Говорю же сие не к тому, чтобы грешили мы, но чтобы мы были признательны. Ибо мытарь, человек стоящий на крайней степени повреждения, не смиренномудрием, а только благопризнательностью, тем, что вы сказал грехи свои, исповедал, что он такое, - привлек на себя столь великое Божие благоволение; а таковую помощь приобретают себе от Бога и те, которые, хотя преуспели в великих добрых делах, однако же невысоко о себе думают. Посему увещеваю, прошу и умоляю чаще исповедываться пред Богом. Не на позорище пред подобными тебе рабами вывожу тебя, не человекам принуждаю тебя открывать согрешения. Раскрой совесть свою пред Богом, Ему покажи язвы, у Него проси врачевств, покажи себя не укоряющему, но врачующему. Ибо если и умолчишь, все узнает Он. Итак говори, чтобы остаться с приобретением, говори, чтобы, сложив здесь прегрешения, идти туда чистым, и освободиться от будущего нестерпимого обличения. - Три отрока были в пещи, и предавали душу за исповедание Владыки; однако же, при столь многих великих заслугах, говорят: Несть нам отверсти уст, студ и поношение быхом рабом Твоим (Дан.3:33). Итак на что же отверзаются уста? Чтобы, говорят они, выговорить нам это самое: несть нам отверсти уст, и тем самым привлечь к себе Владыку.

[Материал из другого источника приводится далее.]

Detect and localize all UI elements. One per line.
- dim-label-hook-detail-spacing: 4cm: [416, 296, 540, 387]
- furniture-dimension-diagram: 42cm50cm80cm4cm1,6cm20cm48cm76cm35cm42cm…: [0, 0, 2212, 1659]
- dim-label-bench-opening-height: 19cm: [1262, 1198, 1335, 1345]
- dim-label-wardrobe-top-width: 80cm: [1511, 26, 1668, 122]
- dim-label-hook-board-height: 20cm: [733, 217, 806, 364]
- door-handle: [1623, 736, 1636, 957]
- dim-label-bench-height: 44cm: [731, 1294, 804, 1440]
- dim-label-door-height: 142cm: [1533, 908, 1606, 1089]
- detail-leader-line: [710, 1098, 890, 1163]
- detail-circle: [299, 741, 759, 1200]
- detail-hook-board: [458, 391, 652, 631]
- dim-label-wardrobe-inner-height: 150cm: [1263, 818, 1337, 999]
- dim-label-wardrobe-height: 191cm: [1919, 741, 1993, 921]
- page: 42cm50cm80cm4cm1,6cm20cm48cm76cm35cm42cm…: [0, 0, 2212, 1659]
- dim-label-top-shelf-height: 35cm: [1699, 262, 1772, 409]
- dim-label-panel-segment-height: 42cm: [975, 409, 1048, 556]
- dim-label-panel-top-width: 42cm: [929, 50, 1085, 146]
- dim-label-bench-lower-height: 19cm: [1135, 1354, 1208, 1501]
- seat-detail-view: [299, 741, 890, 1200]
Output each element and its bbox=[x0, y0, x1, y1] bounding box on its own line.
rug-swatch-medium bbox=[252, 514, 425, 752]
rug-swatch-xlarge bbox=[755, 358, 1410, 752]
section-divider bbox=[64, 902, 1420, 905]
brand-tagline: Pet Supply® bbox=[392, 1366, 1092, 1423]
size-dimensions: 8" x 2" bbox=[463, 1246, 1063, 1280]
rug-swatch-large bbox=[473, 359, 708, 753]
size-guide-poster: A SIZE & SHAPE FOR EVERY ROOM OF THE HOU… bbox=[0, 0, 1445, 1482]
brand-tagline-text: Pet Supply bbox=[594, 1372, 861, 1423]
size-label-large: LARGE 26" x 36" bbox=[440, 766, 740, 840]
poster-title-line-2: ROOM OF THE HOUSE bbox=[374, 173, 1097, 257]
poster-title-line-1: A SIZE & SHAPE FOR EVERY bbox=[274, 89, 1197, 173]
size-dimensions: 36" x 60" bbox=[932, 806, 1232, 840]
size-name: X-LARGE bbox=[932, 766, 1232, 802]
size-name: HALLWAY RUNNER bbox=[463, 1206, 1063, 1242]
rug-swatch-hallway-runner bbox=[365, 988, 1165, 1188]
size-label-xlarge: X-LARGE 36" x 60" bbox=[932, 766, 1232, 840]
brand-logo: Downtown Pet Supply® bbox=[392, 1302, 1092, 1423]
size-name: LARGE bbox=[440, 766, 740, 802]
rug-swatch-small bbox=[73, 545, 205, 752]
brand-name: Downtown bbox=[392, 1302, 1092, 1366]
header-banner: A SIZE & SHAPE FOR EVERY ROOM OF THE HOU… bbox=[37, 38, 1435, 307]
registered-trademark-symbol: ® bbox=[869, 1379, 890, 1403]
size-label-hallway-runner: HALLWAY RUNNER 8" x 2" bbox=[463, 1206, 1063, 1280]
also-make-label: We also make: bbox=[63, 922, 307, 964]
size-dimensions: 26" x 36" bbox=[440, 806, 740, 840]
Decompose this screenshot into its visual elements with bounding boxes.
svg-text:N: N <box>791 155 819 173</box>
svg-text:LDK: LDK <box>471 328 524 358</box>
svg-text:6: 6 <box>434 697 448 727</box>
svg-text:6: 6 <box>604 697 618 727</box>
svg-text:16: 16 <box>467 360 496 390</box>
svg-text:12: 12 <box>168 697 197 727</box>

Сила молитвы угашала силу огненную, обуздывала ярость львов, решала войны, прекращала битвы, украшала бури, изгоняла бесов, отверзала небесные врата, расторгала узы смерти, отгоняла недуги, отражала напасти, восстановляла поколебавшиеся грады, останавливала и свыше наносимые удары и человеческие наветы, одним словом - всякие бедствия. Разумею же опять молитву, не просто лежащую на устах, но восходящую из глубины ума. Как дерева, пустившие корни в глубь, если принимают на себя и тысячекратные приражения ветров, не ломаются и не могут быть вырваны, потому что корни твердо прикреплены к земной глубине; так и молитвы, воссылаемые из самой глубины ума, как надежно укорененные, простираются в высоту, и никакое приражение помысла не может совратить их. Потому и пророк говорит: Из глубины воззвах к Тебе, Господи (Пс.129:1). Ему слава во веки! Аминь.